L'Encyclopédie sur la mort


La reconstitution historique de la mort

Serge Gagnon

«Les recherches historiques sont rarement gratuites. L'histoire est toujours de quelque manière contemporaine», écrit Serge Gagnon. «Pourquoi écrire l'histoire de la mort?» et «Comment raconter l'histoire de la mort?» se demande-t-il. Dans ses analyses d'un matériel autobiographique, l'auteur veut surtout explorer le pourquoi de la mort. En posant cette question fondamentale, il croit oeuvrer à l'élaboration d'une théologie historique.
Conçue en ces termes, la reconstitution historique de la mort appartient-elle à l'étude des mentalités, de la culture? Est-elle pratique d'une psychologie, d'une sociologie rétrospectives? Ce sont là des appellations courantes. Nous aimerions proposer une étiquette reflétant davantage l'esprit de cet essai. La croyance en la résurrection des morts n'était-elle pas universellement partagée par les chrétientés d'autrefois? En rendre compte, ne serait-ce pas, d'une certaine manière, faire de la théologie historique? Entendons-nous: il n'est pas question de restaurer l'histoire confessionnelle. Il s'agit seulement de reconnaître que la croyance en l'existence d'un Dieu juste et miséricordieux, répartissant les morts en damnés et sauvés, commandait autrefois une panoplie de conduites jugées méritoires ou condamnables. Dès lors, la théologie historique n'a pas à affirmer que Dieu existe. Elle peut s'appuyer sur des fondements méthodologiques déjà mis en oeuvre par Marc Bloch dans Les rois thaumaturges, il y a plus d'un demi-siècle, puis finement commentés et rajeunis par Jacques Le Goff. Ce dernier partage l'interprétation de Bloch: les rois de France et d'Angleterre faisaient des miracles parce que les gens croyaient qu'ils guérissaient: «Ce qui créa la foi au miracle ce fut l'idée qu'il devait y avoir un miracle.» Héritier des Lumières, Bloch s'insurgeait par ailleurs contre cette croyance «obscurantiste». Le progrès du savoir médical l'amenait à conclure qu'il n'y avait pas de miracle.
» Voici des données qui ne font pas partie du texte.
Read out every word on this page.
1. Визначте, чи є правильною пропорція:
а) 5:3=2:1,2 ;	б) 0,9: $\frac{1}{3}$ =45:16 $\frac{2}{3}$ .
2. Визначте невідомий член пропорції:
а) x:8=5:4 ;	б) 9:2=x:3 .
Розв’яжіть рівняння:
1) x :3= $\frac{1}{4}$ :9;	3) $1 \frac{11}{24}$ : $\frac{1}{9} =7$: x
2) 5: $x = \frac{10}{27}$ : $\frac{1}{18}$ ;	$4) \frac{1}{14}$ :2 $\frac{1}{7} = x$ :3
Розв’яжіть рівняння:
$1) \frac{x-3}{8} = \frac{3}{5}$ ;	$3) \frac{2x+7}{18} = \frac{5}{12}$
L'histoire des mentalités, rappelle Le Goff, a depuis Bloch, renoncé au militantisme rationaliste: «Non que les historiens se soient mis à croire à nouveau au miracle [,,,] mais parce que les problèmes qu'ils se posent se limitent aux questions que posait Marc Bloch: «Comment et pourquoi a-t-on cru au miracle royal? Une croyance s'éclaire en dehors de sa véracité scientifique.» (1)
Nous inspirant de ce propos de méthode, nous pourrions formuler une problématique particulière à la théologie historique. Toute représentation de l'au-delà est une production imaginaire: Dieu, l'enfer, le paradis existent parce que l'on croit que de telles représentations de l'esprit humain correspondent à des lieux et à des êtres qui ont une existence «matérielle», en dehors de l'esprit humain.

(1) Marc Bloch, Les rois thaumaturges,Gallimard, 1983, préface de Jacques Le Goff, p. XI, XXVI, XXVII.